If you would have a massive problems with you approach, you are very probably missing an index on the column clean.id
, that is required for your approach when the MERGE
uses dual
as a source for each row.
This is less probable while you are saying the id
is a primary key.
So basically you are doing the right think and you will see execution plan similar as the one below:
---------------------------------------------------------------------------------------------------
| Id | Operation | Name | Rows | Bytes | Cost (%CPU)| Time |
---------------------------------------------------------------------------------------------------
| 0 | MERGE STATEMENT | | | | 2 (100)| |
| 1 | MERGE | CLEAN | | | | |
| 2 | VIEW | | | | | |
| 3 | NESTED LOOPS OUTER | | 1 | 40 | 2 (0)| 00:00:01 |
| 4 | TABLE ACCESS FULL | DUAL | 1 | 2 | 2 (0)| 00:00:01 |
| 5 | VIEW | VW_LAT_A18161FF | 1 | 38 | 0 (0)| |
| 6 | TABLE ACCESS BY INDEX ROWID| CLEAN | 1 | 38 | 0 (0)| |
|* 7 | INDEX UNIQUE SCAN | CLEAN_UX1 | 1 | | 0 (0)| |
---------------------------------------------------------------------------------------------------
Predicate Information (identified by operation id):
---------------------------------------------------
7 - access("CLEAN"."ID"=:ID)
So the execution plan is fine and works effectively, but it has one problem.

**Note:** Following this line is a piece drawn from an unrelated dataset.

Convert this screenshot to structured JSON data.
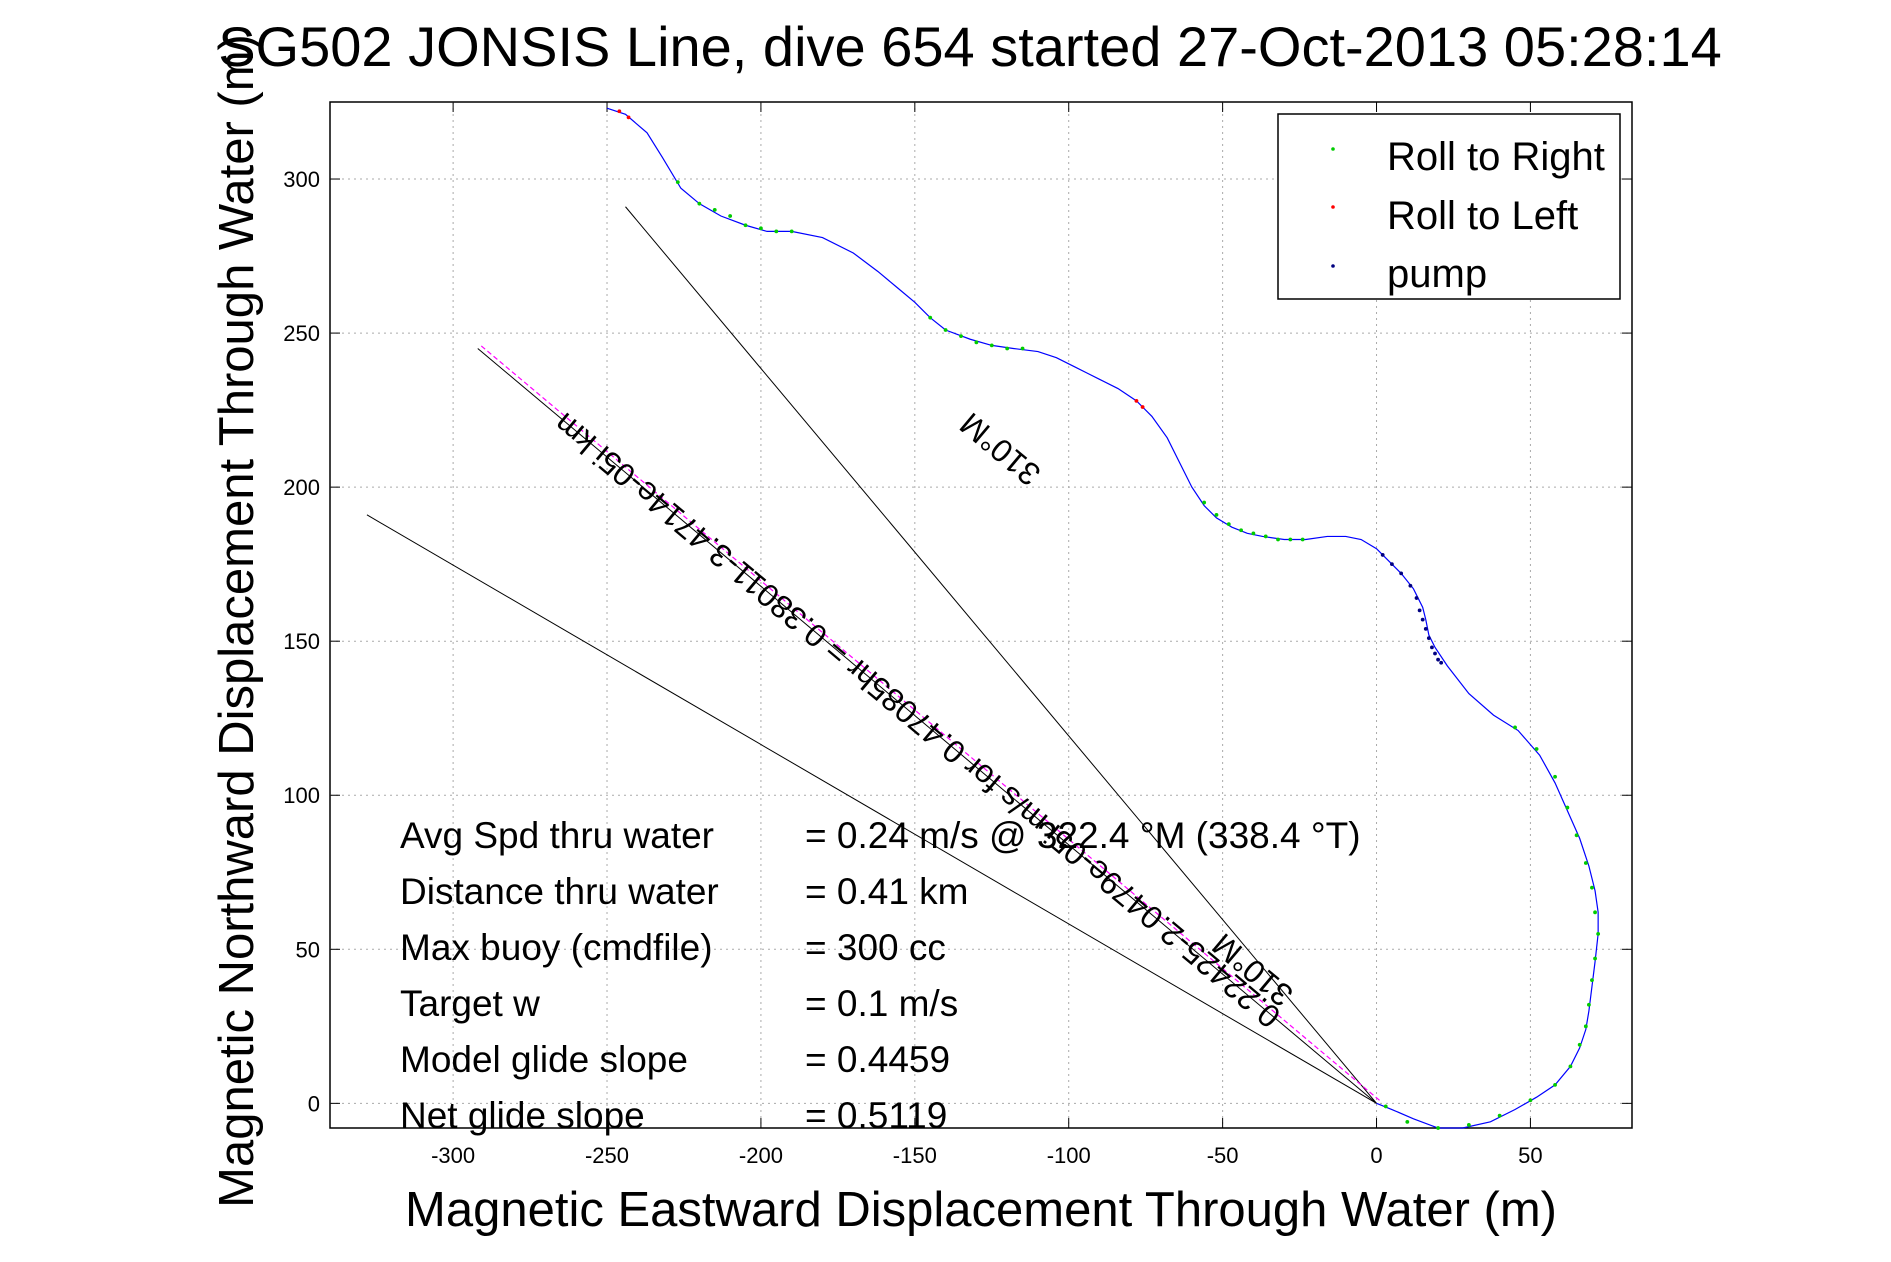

Remember always you use an index, you will be happy while processing few rows, but it will not scale.
If you are processing a millions of records, you may fall back to a two step processing,
The big advantage is that Oracle can open a hash join
and get rid of the index access for each of the million rows.

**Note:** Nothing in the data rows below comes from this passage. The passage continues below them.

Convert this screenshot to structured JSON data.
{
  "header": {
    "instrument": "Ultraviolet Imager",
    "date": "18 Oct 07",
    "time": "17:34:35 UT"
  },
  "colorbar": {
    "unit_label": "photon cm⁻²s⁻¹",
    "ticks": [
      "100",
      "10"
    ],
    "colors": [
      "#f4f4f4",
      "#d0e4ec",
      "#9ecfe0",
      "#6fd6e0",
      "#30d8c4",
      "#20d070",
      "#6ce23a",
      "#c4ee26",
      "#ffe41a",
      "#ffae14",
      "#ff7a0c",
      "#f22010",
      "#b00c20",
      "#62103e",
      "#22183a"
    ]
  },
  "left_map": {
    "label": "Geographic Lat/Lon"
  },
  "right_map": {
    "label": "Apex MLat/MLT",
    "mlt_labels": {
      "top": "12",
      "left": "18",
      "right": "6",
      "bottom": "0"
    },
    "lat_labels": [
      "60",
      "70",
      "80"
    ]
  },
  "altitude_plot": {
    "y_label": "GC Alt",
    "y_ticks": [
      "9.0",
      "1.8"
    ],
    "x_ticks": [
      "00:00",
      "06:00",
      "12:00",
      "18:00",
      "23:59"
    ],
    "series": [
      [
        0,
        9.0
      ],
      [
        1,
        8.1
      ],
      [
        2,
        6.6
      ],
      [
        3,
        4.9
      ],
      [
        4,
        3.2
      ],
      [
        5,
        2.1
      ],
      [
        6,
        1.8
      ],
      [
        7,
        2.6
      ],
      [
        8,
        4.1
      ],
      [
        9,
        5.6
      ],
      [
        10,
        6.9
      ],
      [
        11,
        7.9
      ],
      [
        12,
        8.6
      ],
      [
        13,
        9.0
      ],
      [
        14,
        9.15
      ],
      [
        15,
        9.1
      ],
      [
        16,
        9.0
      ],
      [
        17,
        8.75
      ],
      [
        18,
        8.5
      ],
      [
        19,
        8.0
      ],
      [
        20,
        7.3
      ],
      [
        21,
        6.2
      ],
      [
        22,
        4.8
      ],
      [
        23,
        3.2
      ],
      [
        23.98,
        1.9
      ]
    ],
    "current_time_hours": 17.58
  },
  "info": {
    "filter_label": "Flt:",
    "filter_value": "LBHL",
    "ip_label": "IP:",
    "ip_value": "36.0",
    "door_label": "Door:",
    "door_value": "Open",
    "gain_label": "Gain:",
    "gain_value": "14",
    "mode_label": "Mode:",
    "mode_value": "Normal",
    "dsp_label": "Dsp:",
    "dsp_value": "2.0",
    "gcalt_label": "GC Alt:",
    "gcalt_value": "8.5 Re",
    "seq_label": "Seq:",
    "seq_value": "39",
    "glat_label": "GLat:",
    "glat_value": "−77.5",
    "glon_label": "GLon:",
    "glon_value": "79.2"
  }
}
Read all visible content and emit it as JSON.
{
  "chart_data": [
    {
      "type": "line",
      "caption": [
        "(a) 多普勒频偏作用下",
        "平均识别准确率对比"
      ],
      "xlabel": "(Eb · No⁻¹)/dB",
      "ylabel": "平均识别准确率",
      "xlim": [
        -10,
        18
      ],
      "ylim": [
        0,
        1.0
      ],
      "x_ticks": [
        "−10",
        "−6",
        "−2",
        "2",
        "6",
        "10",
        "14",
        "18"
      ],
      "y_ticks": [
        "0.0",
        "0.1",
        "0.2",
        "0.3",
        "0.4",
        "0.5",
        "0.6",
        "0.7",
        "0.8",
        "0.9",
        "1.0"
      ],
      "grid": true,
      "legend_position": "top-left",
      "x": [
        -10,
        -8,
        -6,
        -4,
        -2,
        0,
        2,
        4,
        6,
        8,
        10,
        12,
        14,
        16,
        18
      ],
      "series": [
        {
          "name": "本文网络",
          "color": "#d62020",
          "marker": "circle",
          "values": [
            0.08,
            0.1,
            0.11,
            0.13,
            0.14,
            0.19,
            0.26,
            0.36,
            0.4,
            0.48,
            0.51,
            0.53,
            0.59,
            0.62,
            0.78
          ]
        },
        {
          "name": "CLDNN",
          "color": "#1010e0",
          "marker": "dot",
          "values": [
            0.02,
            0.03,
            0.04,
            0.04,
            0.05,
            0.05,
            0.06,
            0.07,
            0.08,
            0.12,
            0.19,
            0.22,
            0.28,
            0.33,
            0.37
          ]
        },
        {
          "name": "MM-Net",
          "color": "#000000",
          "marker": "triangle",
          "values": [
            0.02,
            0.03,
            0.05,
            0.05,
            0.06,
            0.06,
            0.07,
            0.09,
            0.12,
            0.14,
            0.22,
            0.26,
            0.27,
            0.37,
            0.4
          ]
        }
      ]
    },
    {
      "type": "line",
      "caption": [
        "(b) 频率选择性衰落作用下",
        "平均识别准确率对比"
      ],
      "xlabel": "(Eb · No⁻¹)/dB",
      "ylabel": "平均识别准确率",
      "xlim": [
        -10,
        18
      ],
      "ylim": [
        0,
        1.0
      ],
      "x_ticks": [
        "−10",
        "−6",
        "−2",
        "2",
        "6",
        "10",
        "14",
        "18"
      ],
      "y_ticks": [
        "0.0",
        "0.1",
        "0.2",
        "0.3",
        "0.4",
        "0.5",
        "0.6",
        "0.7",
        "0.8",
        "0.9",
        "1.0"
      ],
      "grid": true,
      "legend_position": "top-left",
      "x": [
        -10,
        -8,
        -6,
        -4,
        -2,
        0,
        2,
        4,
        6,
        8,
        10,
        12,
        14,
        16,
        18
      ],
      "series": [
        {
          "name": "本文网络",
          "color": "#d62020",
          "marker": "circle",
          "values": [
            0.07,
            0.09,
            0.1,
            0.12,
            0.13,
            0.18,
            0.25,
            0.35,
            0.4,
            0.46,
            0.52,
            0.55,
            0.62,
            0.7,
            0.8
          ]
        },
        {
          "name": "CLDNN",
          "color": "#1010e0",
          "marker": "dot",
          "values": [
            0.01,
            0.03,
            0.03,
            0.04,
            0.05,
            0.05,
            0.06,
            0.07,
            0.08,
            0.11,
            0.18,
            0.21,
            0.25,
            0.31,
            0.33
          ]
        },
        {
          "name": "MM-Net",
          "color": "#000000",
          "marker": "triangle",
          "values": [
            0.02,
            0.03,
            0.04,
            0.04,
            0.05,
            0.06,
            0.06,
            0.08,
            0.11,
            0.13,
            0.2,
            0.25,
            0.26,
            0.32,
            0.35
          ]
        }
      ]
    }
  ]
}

Here an example of a test of the clean
table initiated with 1M id
(not shown) and performing 1M insert and 1M updates:
n = 1000000
data2 = [{"id" : i, "xcount" :1} for i in range(2*n)]
sql3 = """
insert into tmp (id,count)
values (:id,:xcount)"""
sql4 = """MERGE into clean USING tmp on (clean.id = tmp.id)
when not matched then insert (id, count) values (tmp.id, tmp.count)
when matched then update set clean.count= clean.count + tmp.count"""
cursor.executemany(sql3, data2)
cursor.execute(sql4)
The test runs in aprox. 10 second, which is less than a half of you approach with MERGE
using dual
.
If this is still not enough, you'll have to use parallel option.